Выбрать главу

Мориси подумал, что он должен быть шокирован. Но он не испытывал возмущения. Ему уже доводилось слышать нечто подобное. Ему было известно, что в последние годы перед катаклизмом одни колонисты совершали исход на Землю, другие объединялись с коллективным разумом ахьев, а третьи обращались к простой животной жизни. Почему бы и нет? У каждого, кто родился на Медее, основной набор земных генов был дополнен чужеродным. Колонисты в полной мере походили на людей, но несли в себе и что-то от шаров и факсов. Без такой рекомбинации генов колония никогда бы не выжила, ибо земная жизнь была несовместима с условиями Медеи, и только путем тонкой генной инженерии удалось создать расу, которая смогла преодолеть враждебное биологическое окружение. Вот почему с приходом смутного времени немало колонистов просто сбросили одежды и удалились в леса, чтобы жить там бок о бок с факсами, своими дальними братьями и сестрами. И так ли это плохо, думал он, если вместо панического бегства на Землю осознать свою индивидуальность и слиться с шарами? Так ли уж важно, какой путь ты избираешь? Но Мориси не собирался бежать. И меньше всего в джунгли к факсам.

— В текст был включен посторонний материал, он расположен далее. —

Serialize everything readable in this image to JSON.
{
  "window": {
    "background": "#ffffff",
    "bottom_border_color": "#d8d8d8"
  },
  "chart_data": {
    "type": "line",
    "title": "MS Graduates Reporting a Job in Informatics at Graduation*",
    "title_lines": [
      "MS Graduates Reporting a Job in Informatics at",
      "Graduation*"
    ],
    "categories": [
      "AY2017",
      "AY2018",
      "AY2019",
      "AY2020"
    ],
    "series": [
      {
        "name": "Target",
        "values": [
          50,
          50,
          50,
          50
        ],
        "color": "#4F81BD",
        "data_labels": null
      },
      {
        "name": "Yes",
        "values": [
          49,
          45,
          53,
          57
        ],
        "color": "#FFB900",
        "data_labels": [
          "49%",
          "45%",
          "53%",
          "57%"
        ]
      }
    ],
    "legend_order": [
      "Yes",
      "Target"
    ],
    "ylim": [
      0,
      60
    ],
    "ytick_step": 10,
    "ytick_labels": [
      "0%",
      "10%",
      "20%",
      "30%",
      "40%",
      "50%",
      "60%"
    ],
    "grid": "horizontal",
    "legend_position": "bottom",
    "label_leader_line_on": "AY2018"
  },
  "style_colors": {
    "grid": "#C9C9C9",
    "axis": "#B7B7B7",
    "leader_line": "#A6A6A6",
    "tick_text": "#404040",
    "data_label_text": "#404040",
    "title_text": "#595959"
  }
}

Он направился на север. В Катамаунте мэр города, кубик которого он нашел, сказал ему:

— Все внезапно уехали в День тумана, и я за ними. Здесь никого не осталось.

В Желтых Листьях биолог в кубике рассуждал о генетике, об усилении чуждых генов. В Сенди-Мишиго Мориси не нашел ни одного кубика, но на центральной площади обнаружил около двадцати скелетов, в беспорядке валявшихся посреди широкой центральной площади. Массовое жертвоприношение? Массовое убийство в последние часы существования города? Он собрал кости и похоронил их в сырой рыхлой земле цвета охры. Это заняло у него целый день. Затем он полетел от города к городу дальше вдоль береговой линии.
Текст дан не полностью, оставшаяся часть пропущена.